Oh and I’d feel even sexier with the little French nannies running all over the place tending to the kids while I brushed my hair.
That’s probably where I lost my sexy…back before the 1000lbs of potatoes hit my ass…I forgot to get myself a French nanny!
zenmomma says
October 14, 2008 at 2:05 amI really think the whole being sexy after 3 kids thing has a lot to do with being that sexy before the three kids. I lose.
Beth says
October 14, 2008 at 6:26 amAh, an Anne Lamott fan!
Rebeckah says
October 14, 2008 at 8:15 amThis is crazy funny : ). Thank you for always making me smile!
Junebug says
October 14, 2008 at 9:34 amOh, I thought I lost you. My google reader did not update you from last Tuesday! What a stinker! Your new design is awesome. Sexy is as sexy does?
expateek says
October 14, 2008 at 10:27 amAlso, your beautiful little “b” bossy favicon doesn’t show up on my blogroll anymore either. I really really really miss it, cuz it’s SO darn CUTE!
charmie says
October 14, 2008 at 12:31 pmAt least be sure to run the cat bowl through the dish washer before you pour the gin in. You don’t want the gin contaminated with cat hairs and poo particles and bugs. It might ruin the flavr.
Linda Carson says
October 14, 2008 at 1:28 pmI have this great recipe that uses gin that I’ve been dying to try but am too chicken. Will Bossy – or her cat – try it for me and let me know how it turns out? I think it would be a perfect debate beverage for tomorrow night:
“Chloroform Cocktails” – boil six cups of coffee down to one, add a fifth of gin and a quart of vanilla ice cream
Rhea says
October 14, 2008 at 3:16 pmI actually like Angelina. I think she tries to do the right thing and send out the right message. For a celebrity, she’s not all bad.
And, she had c-sections, so her vagina isn’t stretched or sliced.
MommyTime says
October 14, 2008 at 4:20 pmGAH!! Bossy’s feed broke.
At least, it’s not feeding my reader any more.
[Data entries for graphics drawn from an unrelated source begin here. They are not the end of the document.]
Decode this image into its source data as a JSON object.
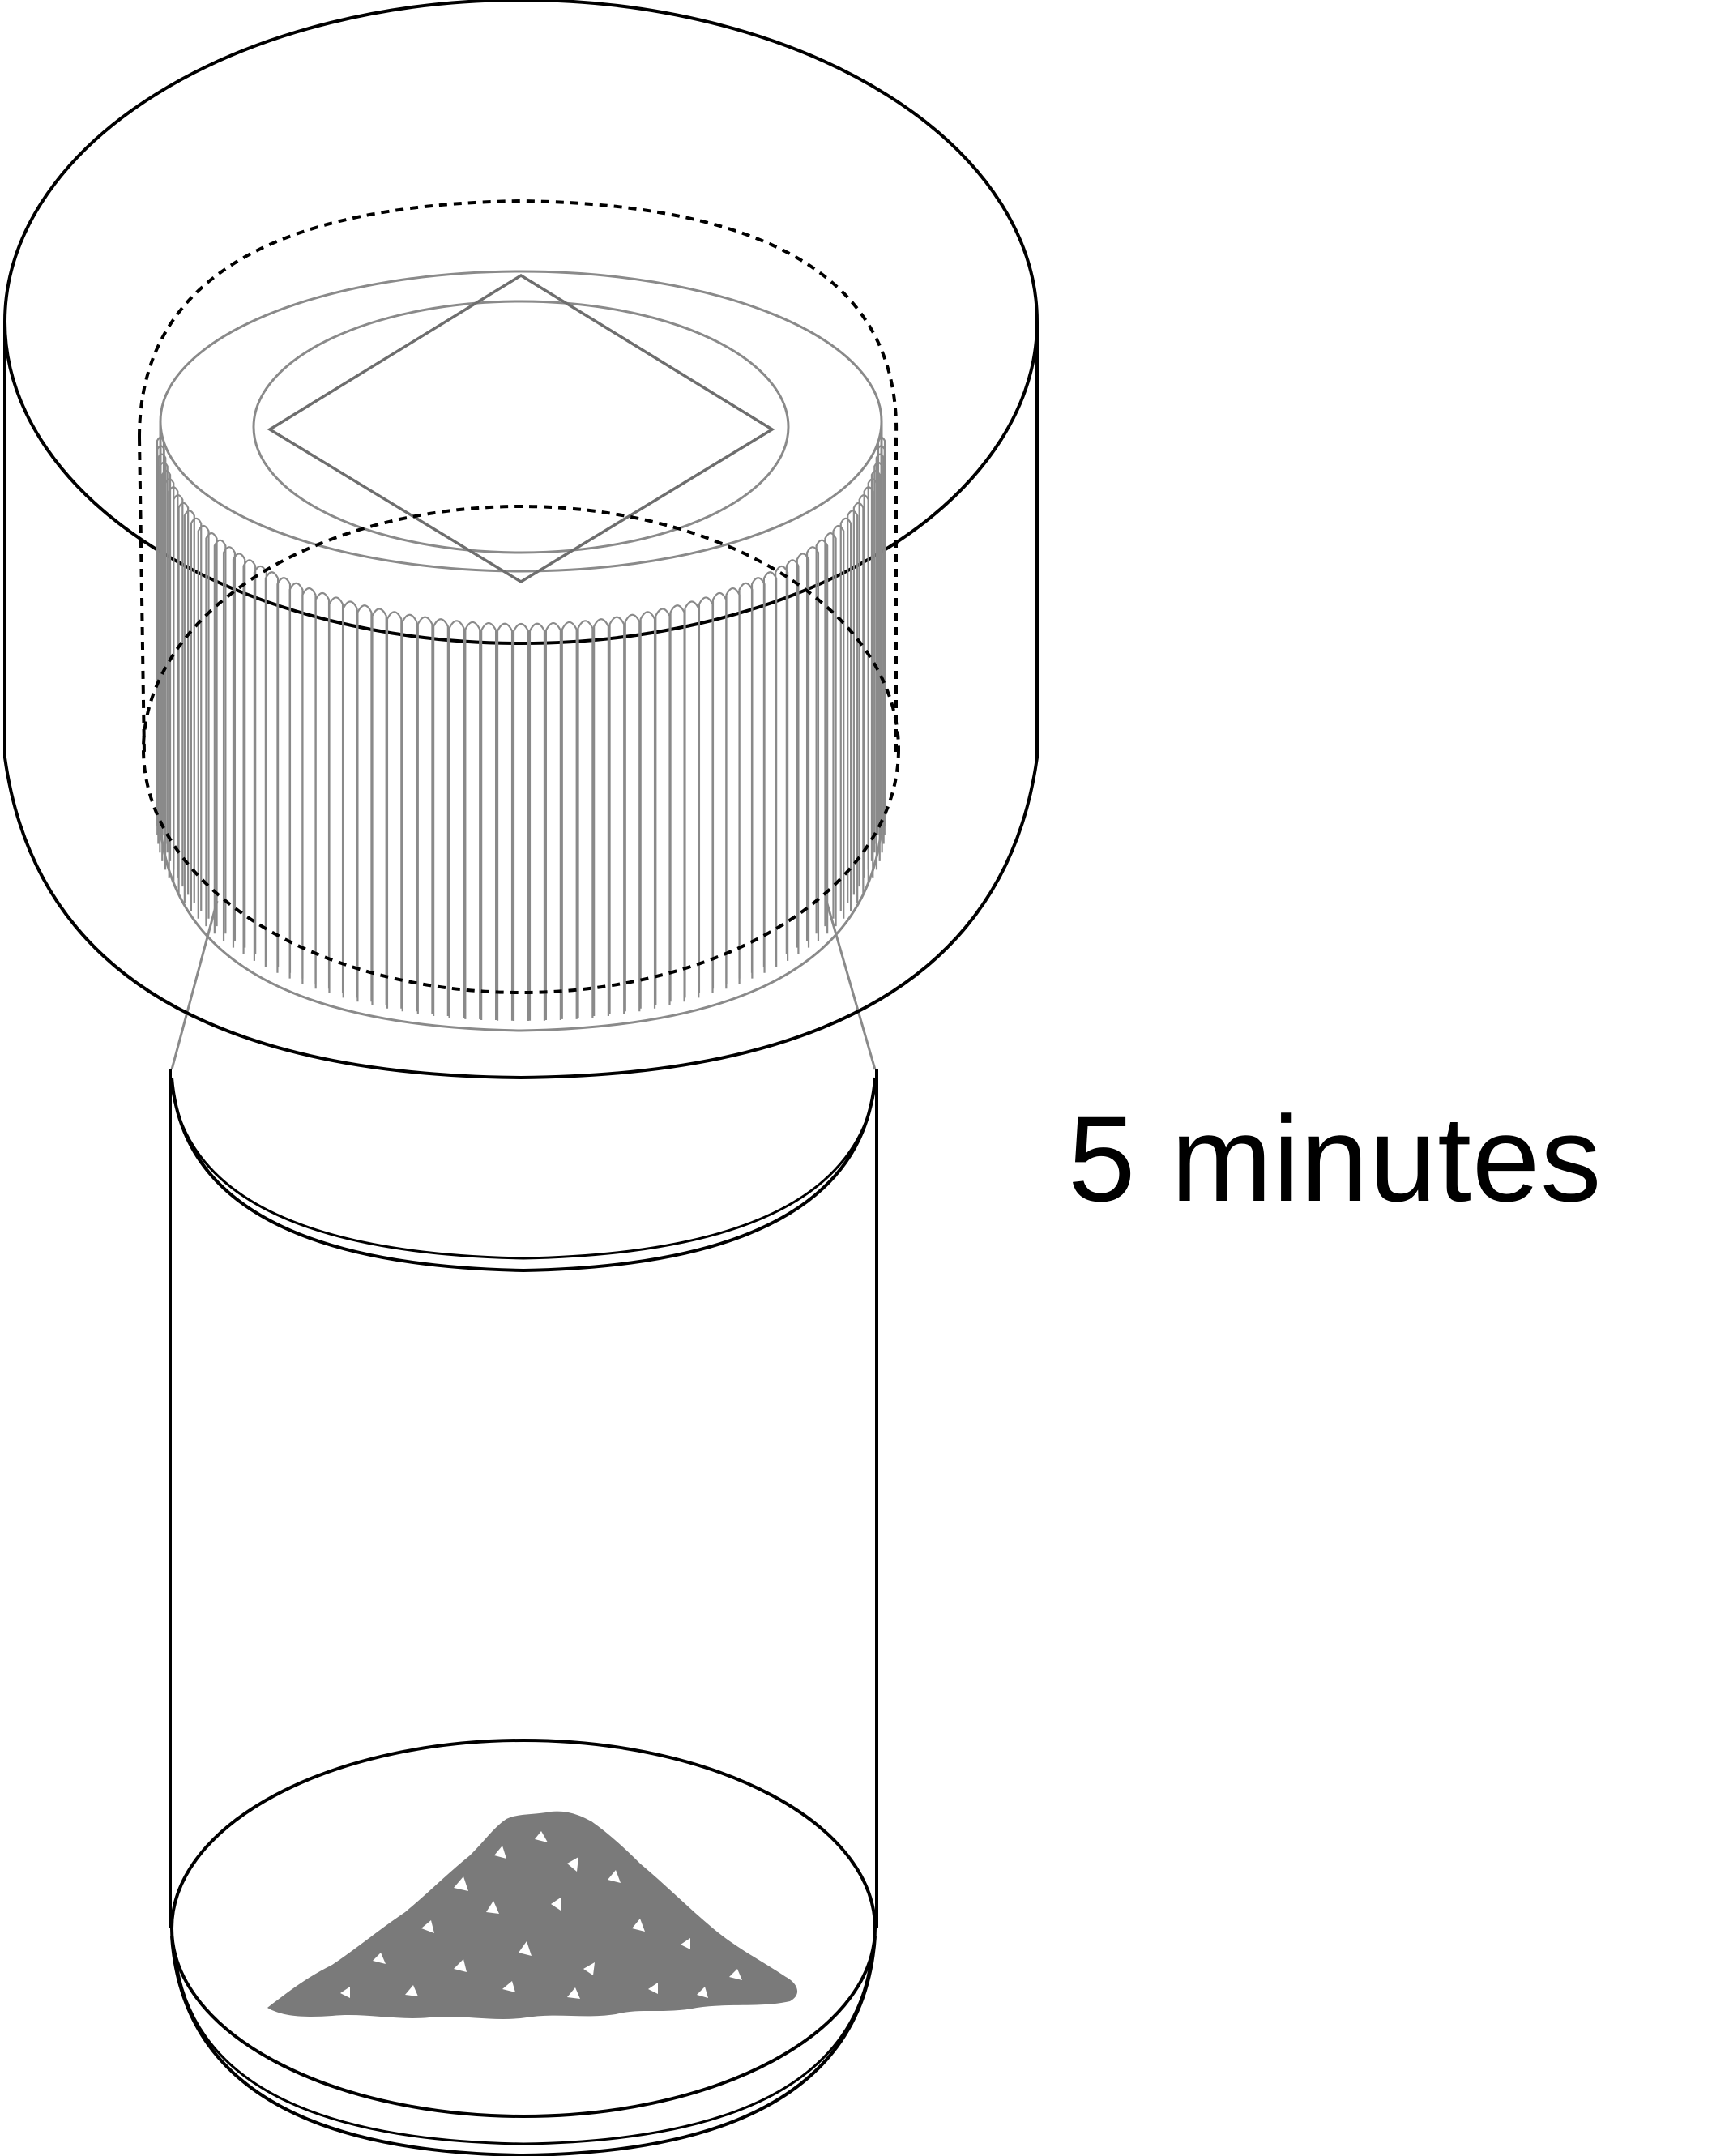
{
  "caption": {
    "text": "5 minutes"
  },
  "illustration": {
    "parts": [
      "outer-lid",
      "knurled-cap",
      "diamond-mark",
      "vial",
      "powder-pile"
    ],
    "colors": {
      "line": "#000000",
      "inner_line": "#8a8a8a",
      "powder": "#7a7a7a",
      "background": "#ffffff"
    }
  }
}
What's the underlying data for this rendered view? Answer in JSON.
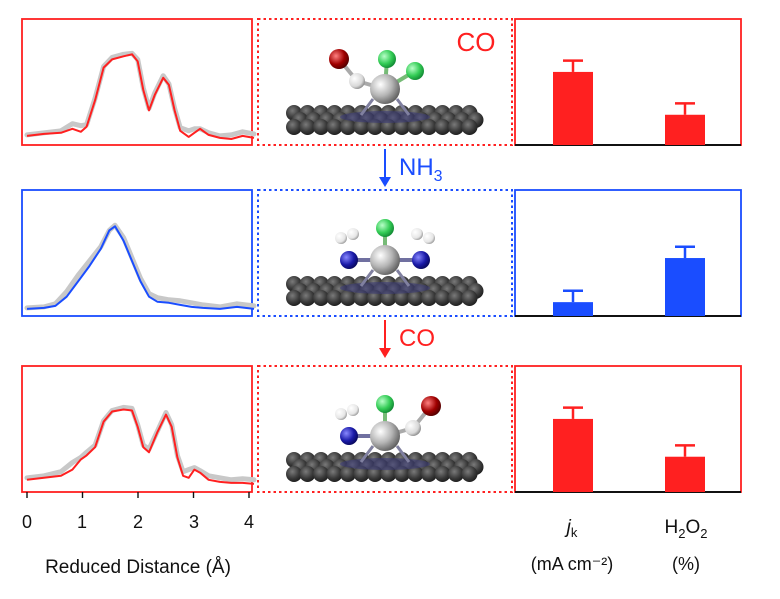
{
  "colors": {
    "red": "#ff2020",
    "blue": "#1a4dff",
    "gray": "#c8c8c8",
    "black": "#111111"
  },
  "rows": [
    {
      "id": "co",
      "color": "red",
      "ligand_label": "CO",
      "ligand_color": "red",
      "ligands": [
        "oh-left",
        "cl",
        "cl"
      ],
      "bars": [
        0.58,
        0.24
      ]
    },
    {
      "id": "nh3",
      "color": "blue",
      "ligand_label": "",
      "ligands": [
        "nh-left",
        "cl",
        "nh-right"
      ],
      "bars": [
        0.11,
        0.46
      ]
    },
    {
      "id": "co-final",
      "color": "red",
      "ligand_label": "",
      "ligands": [
        "nh-left",
        "cl",
        "oh-right"
      ],
      "bars": [
        0.58,
        0.28
      ]
    }
  ],
  "arrows": [
    {
      "label": "NH",
      "sub": "3",
      "color": "blue"
    },
    {
      "label": "CO",
      "sub": "",
      "color": "red"
    }
  ],
  "x_axis": {
    "ticks": [
      "0",
      "1",
      "2",
      "3",
      "4"
    ],
    "label": "Reduced Distance (Å)"
  },
  "bar_labels": {
    "jk_main": "j",
    "jk_sub": "k",
    "jk_unit": "(mA cm⁻²)",
    "h2o2_main": "H",
    "h2o2_sub1": "2",
    "h2o2_mid": "O",
    "h2o2_sub2": "2",
    "h2o2_unit": "(%)"
  },
  "spectra": {
    "co_fit": [
      [
        0,
        0.05
      ],
      [
        0.3,
        0.07
      ],
      [
        0.6,
        0.08
      ],
      [
        0.8,
        0.12
      ],
      [
        0.95,
        0.09
      ],
      [
        1.05,
        0.14
      ],
      [
        1.2,
        0.4
      ],
      [
        1.35,
        0.72
      ],
      [
        1.5,
        0.8
      ],
      [
        1.7,
        0.83
      ],
      [
        1.85,
        0.85
      ],
      [
        1.95,
        0.78
      ],
      [
        2.05,
        0.5
      ],
      [
        2.15,
        0.3
      ],
      [
        2.25,
        0.45
      ],
      [
        2.4,
        0.62
      ],
      [
        2.5,
        0.55
      ],
      [
        2.6,
        0.3
      ],
      [
        2.7,
        0.1
      ],
      [
        2.85,
        0.04
      ],
      [
        2.95,
        0.08
      ],
      [
        3.05,
        0.12
      ],
      [
        3.2,
        0.06
      ],
      [
        3.4,
        0.03
      ],
      [
        3.6,
        0.02
      ],
      [
        3.8,
        0.05
      ],
      [
        4,
        0.03
      ]
    ],
    "co_exp": [
      [
        0,
        0.06
      ],
      [
        0.3,
        0.08
      ],
      [
        0.6,
        0.1
      ],
      [
        0.8,
        0.17
      ],
      [
        0.95,
        0.15
      ],
      [
        1.05,
        0.16
      ],
      [
        1.2,
        0.42
      ],
      [
        1.35,
        0.73
      ],
      [
        1.5,
        0.82
      ],
      [
        1.7,
        0.85
      ],
      [
        1.85,
        0.86
      ],
      [
        1.95,
        0.8
      ],
      [
        2.05,
        0.52
      ],
      [
        2.15,
        0.32
      ],
      [
        2.25,
        0.47
      ],
      [
        2.4,
        0.64
      ],
      [
        2.5,
        0.56
      ],
      [
        2.6,
        0.32
      ],
      [
        2.7,
        0.13
      ],
      [
        2.85,
        0.1
      ],
      [
        2.95,
        0.12
      ],
      [
        3.05,
        0.12
      ],
      [
        3.2,
        0.08
      ],
      [
        3.4,
        0.05
      ],
      [
        3.6,
        0.06
      ],
      [
        3.8,
        0.09
      ],
      [
        4,
        0.07
      ]
    ],
    "nh3_fit": [
      [
        0,
        0.03
      ],
      [
        0.3,
        0.04
      ],
      [
        0.5,
        0.06
      ],
      [
        0.7,
        0.15
      ],
      [
        0.9,
        0.3
      ],
      [
        1.1,
        0.45
      ],
      [
        1.3,
        0.62
      ],
      [
        1.45,
        0.8
      ],
      [
        1.55,
        0.84
      ],
      [
        1.7,
        0.7
      ],
      [
        1.85,
        0.5
      ],
      [
        2.0,
        0.3
      ],
      [
        2.15,
        0.15
      ],
      [
        2.3,
        0.1
      ],
      [
        2.5,
        0.09
      ],
      [
        2.7,
        0.07
      ],
      [
        2.9,
        0.05
      ],
      [
        3.1,
        0.04
      ],
      [
        3.4,
        0.03
      ],
      [
        3.7,
        0.05
      ],
      [
        4,
        0.03
      ]
    ],
    "nh3_exp": [
      [
        0,
        0.04
      ],
      [
        0.3,
        0.05
      ],
      [
        0.5,
        0.08
      ],
      [
        0.7,
        0.2
      ],
      [
        0.9,
        0.36
      ],
      [
        1.1,
        0.5
      ],
      [
        1.3,
        0.64
      ],
      [
        1.45,
        0.8
      ],
      [
        1.55,
        0.85
      ],
      [
        1.7,
        0.73
      ],
      [
        1.85,
        0.53
      ],
      [
        2.0,
        0.33
      ],
      [
        2.15,
        0.18
      ],
      [
        2.3,
        0.14
      ],
      [
        2.5,
        0.12
      ],
      [
        2.7,
        0.11
      ],
      [
        2.9,
        0.09
      ],
      [
        3.1,
        0.07
      ],
      [
        3.4,
        0.05
      ],
      [
        3.7,
        0.08
      ],
      [
        4,
        0.06
      ]
    ],
    "cof_fit": [
      [
        0,
        0.08
      ],
      [
        0.3,
        0.1
      ],
      [
        0.6,
        0.12
      ],
      [
        0.8,
        0.18
      ],
      [
        0.95,
        0.28
      ],
      [
        1.05,
        0.32
      ],
      [
        1.2,
        0.4
      ],
      [
        1.35,
        0.65
      ],
      [
        1.5,
        0.75
      ],
      [
        1.7,
        0.77
      ],
      [
        1.85,
        0.76
      ],
      [
        1.95,
        0.6
      ],
      [
        2.05,
        0.4
      ],
      [
        2.15,
        0.35
      ],
      [
        2.3,
        0.55
      ],
      [
        2.45,
        0.72
      ],
      [
        2.55,
        0.6
      ],
      [
        2.65,
        0.3
      ],
      [
        2.75,
        0.12
      ],
      [
        2.85,
        0.1
      ],
      [
        2.95,
        0.18
      ],
      [
        3.05,
        0.15
      ],
      [
        3.2,
        0.08
      ],
      [
        3.4,
        0.06
      ],
      [
        3.6,
        0.05
      ],
      [
        3.8,
        0.05
      ],
      [
        4,
        0.04
      ]
    ],
    "cof_exp": [
      [
        0,
        0.1
      ],
      [
        0.3,
        0.12
      ],
      [
        0.6,
        0.16
      ],
      [
        0.8,
        0.25
      ],
      [
        0.95,
        0.3
      ],
      [
        1.05,
        0.35
      ],
      [
        1.2,
        0.42
      ],
      [
        1.35,
        0.66
      ],
      [
        1.5,
        0.76
      ],
      [
        1.7,
        0.79
      ],
      [
        1.85,
        0.78
      ],
      [
        1.95,
        0.62
      ],
      [
        2.05,
        0.42
      ],
      [
        2.15,
        0.38
      ],
      [
        2.3,
        0.56
      ],
      [
        2.45,
        0.74
      ],
      [
        2.55,
        0.62
      ],
      [
        2.65,
        0.32
      ],
      [
        2.75,
        0.16
      ],
      [
        2.85,
        0.18
      ],
      [
        2.95,
        0.2
      ],
      [
        3.05,
        0.17
      ],
      [
        3.2,
        0.12
      ],
      [
        3.4,
        0.1
      ],
      [
        3.6,
        0.08
      ],
      [
        3.8,
        0.09
      ],
      [
        4,
        0.08
      ]
    ]
  }
}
I’ve been sick and not paying much attention, but I suddenly realized I haven’t seen much Bossy lately, and I came here to check it out — and lo, the place looks different (and awesome!), but now I’ve gotta go fix the feed.
If you have a whole new feed address, you might want to put up a last post into the old feed to tell people to resubscribe here…
g says
October 14, 2008 at 6:27 pmI was just in the dentist’s office, waiting to spend an hour having my gums tortured and anticipating the salt tang of blood in my mouth, so I decided to prolong the fun and read US magazine to find out how Angelina took off all that baby weight after having the twins.
Carefully studying the photos accompanying the article, I can only assume that she simply had a baby bump mechanically attached to her stomach, and then detached at the birth (adhesive? straps? some kind of put-the-notched-pin-in-the-hole-and-give-it-a-quarter-turn device?) because all the rest of her body looked exactly the same – slim arms, no double-chin, no puffy face,
And now you write this!
Stephanie says
October 14, 2008 at 11:43 pmBossy’s new website is sexy.
Bossy’s boyfriends and husbands are sexy.
Bossy’s ability to draw people? Really cool, but I’m sure also pretty sexy.
Ergo: Bossy=sexy.
Laura says
October 15, 2008 at 4:11 pmI’m for Team Aniston! Why not seduce another married man??……………..now that’ll make ya’ feel even sexier!!
Karen (Submommy) says
October 16, 2008 at 2:07 amI’m sure if I had a cat, or any gin on hand, I’d be drinking it out of the cat bowl right now.
All I’ve got is some Jack and a watering can. Will that do?